Trois chefs d’Etat de pays amis doivent assister à cette manifestation : le Bolivien Evo Morales, le Nicaraguayen Daniel Ortega et l’Uruguayen José Mujica. Un « acte officiel » avec des discours est prévu près de la présidence dans l’après-midi.
Dans la matinée, M. Maduro a présidé une réunion avec les représentants de 22 pays de l’Alliance bolivarienne pour les Amériques (Alba) et du programme de coopération énergétique Petrocaribe, qui ont manifesté, selon M. Maduro, leur « solidarité totale et absolue » avec le président Chavez.

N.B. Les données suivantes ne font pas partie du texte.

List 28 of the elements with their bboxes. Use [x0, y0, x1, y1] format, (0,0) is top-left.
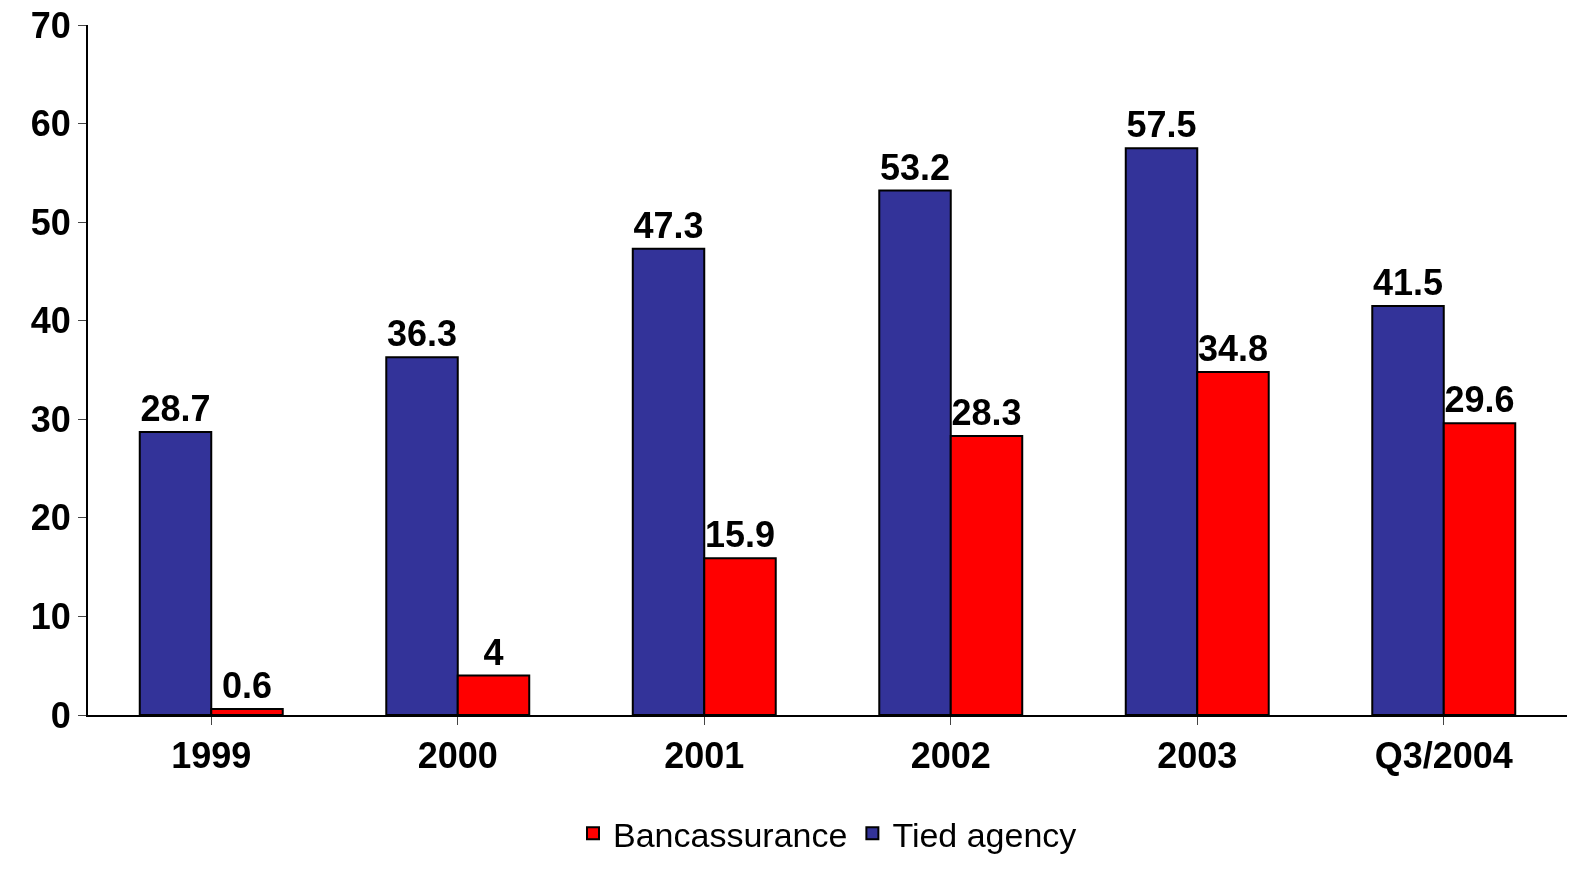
legend-label: Tied agency: [892, 815, 1077, 854]
y-tick-label: 50: [30, 201, 71, 243]
y-tick-label: 20: [30, 497, 71, 539]
data-label: 36.3: [386, 313, 458, 355]
x-tick-label: Q3/2004: [1374, 735, 1513, 777]
data-label: 41.5: [1372, 261, 1444, 303]
data-label: 0.6: [221, 665, 273, 707]
x-tick-label: 2000: [417, 735, 498, 777]
data-label: 34.8: [1197, 327, 1269, 369]
legend-label: Bancassurance: [613, 815, 848, 854]
x-tick-label: 2001: [664, 735, 745, 777]
y-tick-label: 60: [30, 103, 71, 145]
x-tick-label: 2002: [910, 735, 991, 777]
x-tick-label: 1999: [171, 735, 252, 777]
data-label: 47.3: [633, 204, 704, 246]
data-label: 28.3: [951, 392, 1022, 434]
data-label: 15.9: [704, 514, 776, 556]
y-tick-label: 40: [30, 300, 71, 342]
data-label: 28.7: [140, 388, 211, 430]
y-tick-label: 0: [50, 694, 71, 736]
y-tick-label: 70: [30, 4, 71, 46]
data-label: 4: [483, 631, 504, 673]
data-label: 53.2: [879, 146, 951, 188]
x-tick-label: 2003: [1157, 735, 1238, 777]
y-tick-label: 10: [30, 596, 71, 638]
data-label: 29.6: [1444, 379, 1515, 421]
data-label: 57.5: [1126, 104, 1197, 146]
y-tick-label: 30: [30, 398, 71, 440]
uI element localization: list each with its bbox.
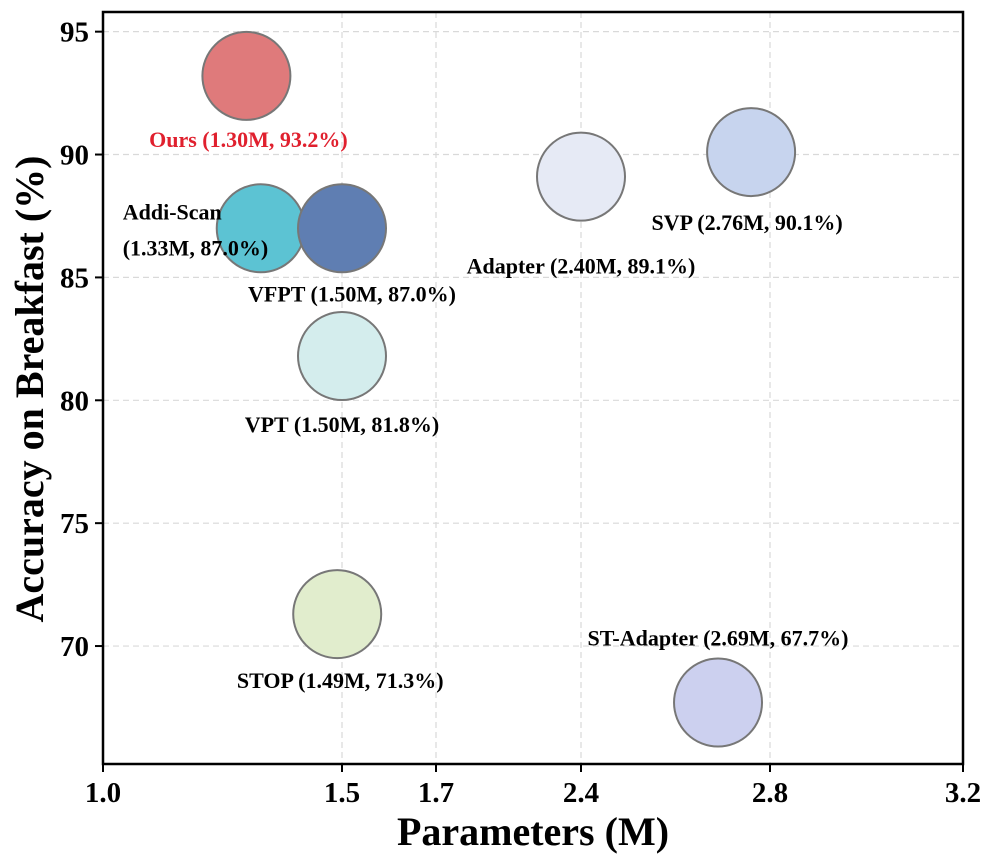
point-label: STOP (1.49M, 71.3%) [237, 668, 444, 693]
point-label-line: VPT (1.50M, 81.8%) [245, 412, 440, 437]
grid [103, 12, 963, 764]
point-label-line: VFPT (1.50M, 87.0%) [248, 281, 456, 306]
point-label-line: Adapter (2.40M, 89.1%) [467, 254, 696, 279]
y-axis-title: Accuracy on Breakfast (%) [7, 156, 52, 623]
y-tick-label: 90 [60, 140, 89, 172]
point-labels: Ours (1.30M, 93.2%) Addi-Scan (1.33M, 87.0… [123, 127, 849, 693]
point-label: VFPT (1.50M, 87.0%) [248, 281, 456, 306]
x-tick-label: 2.8 [752, 777, 788, 809]
bubble [536, 131, 626, 222]
y-ticks: 70 75 80 85 90 95 [60, 17, 103, 663]
bubble [292, 569, 383, 660]
y-tick-label: 85 [60, 262, 89, 294]
point-label: Adapter (2.40M, 89.1%) [467, 254, 696, 279]
point-label: Addi-Scan (1.33M, 87.0%) [123, 199, 268, 260]
point-label-line: Addi-Scan [123, 199, 222, 224]
bubble [706, 107, 797, 198]
plot-frame [101, 10, 965, 766]
point-label: SVP (2.76M, 90.1%) [651, 210, 842, 235]
x-tick-label: 3.2 [945, 777, 981, 809]
x-tick-label: 2.4 [563, 777, 599, 809]
x-tick-label: 1.0 [85, 777, 121, 809]
point-label-line: ST-Adapter (2.69M, 67.7%) [588, 626, 849, 651]
y-tick-label: 95 [60, 17, 89, 49]
point-label: VPT (1.50M, 81.8%) [245, 412, 440, 437]
bubble [297, 311, 387, 402]
bubble [201, 30, 292, 121]
x-tick-label: 1.5 [324, 777, 360, 809]
x-tick-label: 1.7 [418, 777, 454, 809]
bubbles [201, 30, 797, 748]
bubble [673, 657, 764, 748]
point-label: Ours (1.30M, 93.2%) [149, 127, 348, 152]
y-tick-label: 80 [60, 385, 89, 417]
point-label: ST-Adapter (2.69M, 67.7%) [588, 626, 849, 651]
point-label-line: (1.33M, 87.0%) [123, 235, 268, 260]
point-label-line: Ours (1.30M, 93.2%) [149, 127, 348, 152]
x-axis-title: Parameters (M) [397, 809, 669, 854]
y-tick-label: 75 [60, 508, 89, 540]
point-label-line: SVP (2.76M, 90.1%) [651, 210, 842, 235]
point-label-line: STOP (1.49M, 71.3%) [237, 668, 444, 693]
y-tick-label: 70 [60, 631, 89, 663]
x-ticks: 1.0 1.5 1.7 2.4 2.8 3.2 [85, 764, 981, 809]
bubble [297, 183, 387, 274]
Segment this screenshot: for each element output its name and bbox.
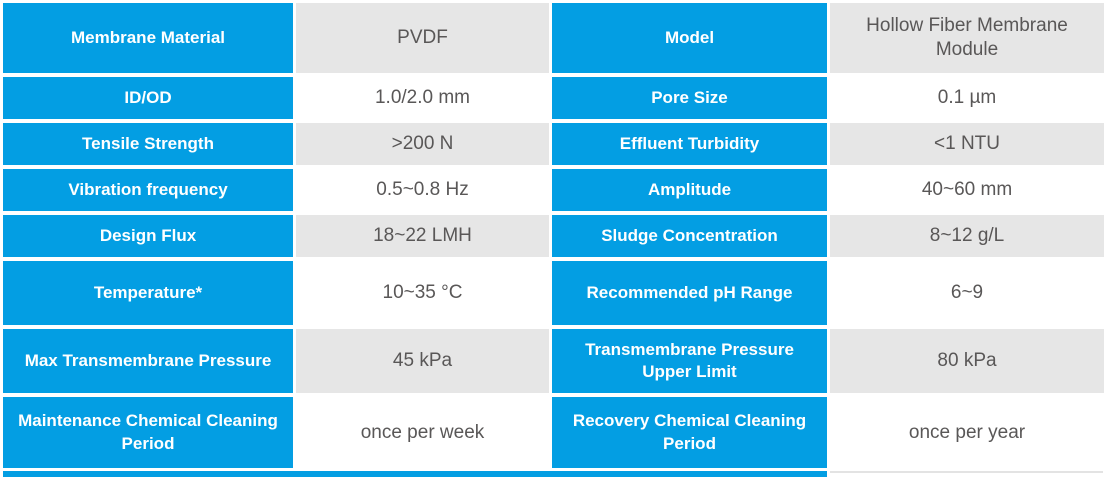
value-tensile-strength: >200 N <box>296 123 549 165</box>
value-design-flux: 18~22 LMH <box>296 215 549 257</box>
table-row: Vibration frequency 0.5~0.8 Hz Amplitude… <box>3 169 1104 211</box>
cropped-next-row-strip <box>3 471 1103 477</box>
label-max-transmembrane-pressure: Max Transmembrane Pressure <box>3 329 293 393</box>
table-row: Tensile Strength >200 N Effluent Turbidi… <box>3 123 1104 165</box>
label-vibration-frequency: Vibration frequency <box>3 169 293 211</box>
table-row: ID/OD 1.0/2.0 mm Pore Size 0.1 µm <box>3 77 1104 119</box>
value-recommended-ph-range: 6~9 <box>830 261 1104 325</box>
label-id-od: ID/OD <box>3 77 293 119</box>
table-row: Max Transmembrane Pressure 45 kPa Transm… <box>3 329 1104 393</box>
label-design-flux: Design Flux <box>3 215 293 257</box>
label-pore-size: Pore Size <box>552 77 827 119</box>
membrane-spec-table: Membrane Material PVDF Model Hollow Fibe… <box>3 3 1104 468</box>
table-row: Temperature* 10~35 °C Recommended pH Ran… <box>3 261 1104 325</box>
value-amplitude: 40~60 mm <box>830 169 1104 211</box>
label-maintenance-chemical-cleaning-period: Maintenance Chemical Cleaning Period <box>3 397 293 468</box>
table-row: Membrane Material PVDF Model Hollow Fibe… <box>3 3 1104 73</box>
label-membrane-material: Membrane Material <box>3 3 293 73</box>
cropped-row-blue-edge <box>3 471 827 477</box>
value-vibration-frequency: 0.5~0.8 Hz <box>296 169 549 211</box>
value-maintenance-chemical-cleaning-period: once per week <box>296 397 549 468</box>
value-transmembrane-pressure-upper-limit: 80 kPa <box>830 329 1104 393</box>
label-sludge-concentration: Sludge Concentration <box>552 215 827 257</box>
label-transmembrane-pressure-upper-limit: Transmembrane Pressure Upper Limit <box>552 329 827 393</box>
value-max-transmembrane-pressure: 45 kPa <box>296 329 549 393</box>
value-pore-size: 0.1 µm <box>830 77 1104 119</box>
table-row: Design Flux 18~22 LMH Sludge Concentrati… <box>3 215 1104 257</box>
cropped-row-border-line <box>830 471 1103 473</box>
value-recovery-chemical-cleaning-period: once per year <box>830 397 1104 468</box>
label-model: Model <box>552 3 827 73</box>
label-temperature: Temperature* <box>3 261 293 325</box>
label-effluent-turbidity: Effluent Turbidity <box>552 123 827 165</box>
label-amplitude: Amplitude <box>552 169 827 211</box>
label-recommended-ph-range: Recommended pH Range <box>552 261 827 325</box>
value-membrane-material: PVDF <box>296 3 549 73</box>
value-temperature: 10~35 °C <box>296 261 549 325</box>
table-row: Maintenance Chemical Cleaning Period onc… <box>3 397 1104 468</box>
label-tensile-strength: Tensile Strength <box>3 123 293 165</box>
value-model: Hollow Fiber Membrane Module <box>830 3 1104 73</box>
value-effluent-turbidity: <1 NTU <box>830 123 1104 165</box>
value-sludge-concentration: 8~12 g/L <box>830 215 1104 257</box>
value-id-od: 1.0/2.0 mm <box>296 77 549 119</box>
label-recovery-chemical-cleaning-period: Recovery Chemical Cleaning Period <box>552 397 827 468</box>
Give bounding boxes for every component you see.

Mercredi soir, le bras de fer entre le gouvernement et l’opposition, qui protestait contre le « vide institutionnel » provoqué par l’absence du président, a quasiment pris fin lorsque l’opposant principal, Henrique Capriles, a annoncé qu’il acceptait le feu vert donné plus tôt dans la journée par le Tribunal suprême de justice (TSJ) à un report de l’investiture.
« Maintenant c’est à vous, M. Maduro, que revient la responsabilité d’assumer votre charge et de gouverner », a déclaré M. Capriles, tout en estimant que les « instances ne doivent pas répondre aux intérêts d’un parti », visant indirectement le TSJ, souvent décrié pour ses décisions favorables au gouvernement.
La juridiction suprême a considéré que la prestation de serment du président, réélu en octobre, « pourrait intervenir à une date postérieure au 10 janvier devant le TSJ », et que son gouvernement et le vice-président resteraient en fonctions au-delà de cette date.
Mercredi, en marge du rassemblement du centre-ville, plusieurs députés de la principale coalition de l’opposition, la Table de l’unité démocratique (MUD), ont appelé à leur tour à une « démonstration de force » le 23 janvier à Caracas « pour le rétablissement de la défense de la Constitution » après la décision du TSJ.
Cet appel n’avait toutefois pas encore été repris par les ténors de l’opposition, Henrique Capriles et le chef de la MUD, Ramon Guillermo Aveledo.
M. Capriles, battu par Hugo Chavez à la présidentielle d’octobre, a affirmé mercredi qu’il n’avait pas demandé à ses partisans de manifester jeudi pour ne pas provoquer de violences.
Le Venezuela se trouve dans une situation inédite dans son histoire avec cette absence annoncée du président, au pouvoir depuis 1999, pour cette cérémonie d’investiture.
Le gouvernement a confirmé mardi que le président socialiste, âgé de 58 ans, dont l’état de santé continue de susciter l’inquiétude, resterait à la Havane jeudi sur recommandation de ses médecins après avoir été victime d’une « grave infection pulmonaire », comme l’a révélé un communiqué des autorités lundi.
L’Assemblée, dominée par le Parti socialiste uni du Venezuela (PSUV) d’Hugo Chavez, a voté mardi une résolution accordant au président « tout le temps nécessaire pour se soigner ».
La nature et la localisation exactes de son cancer sont tenues secrètes par les autorités.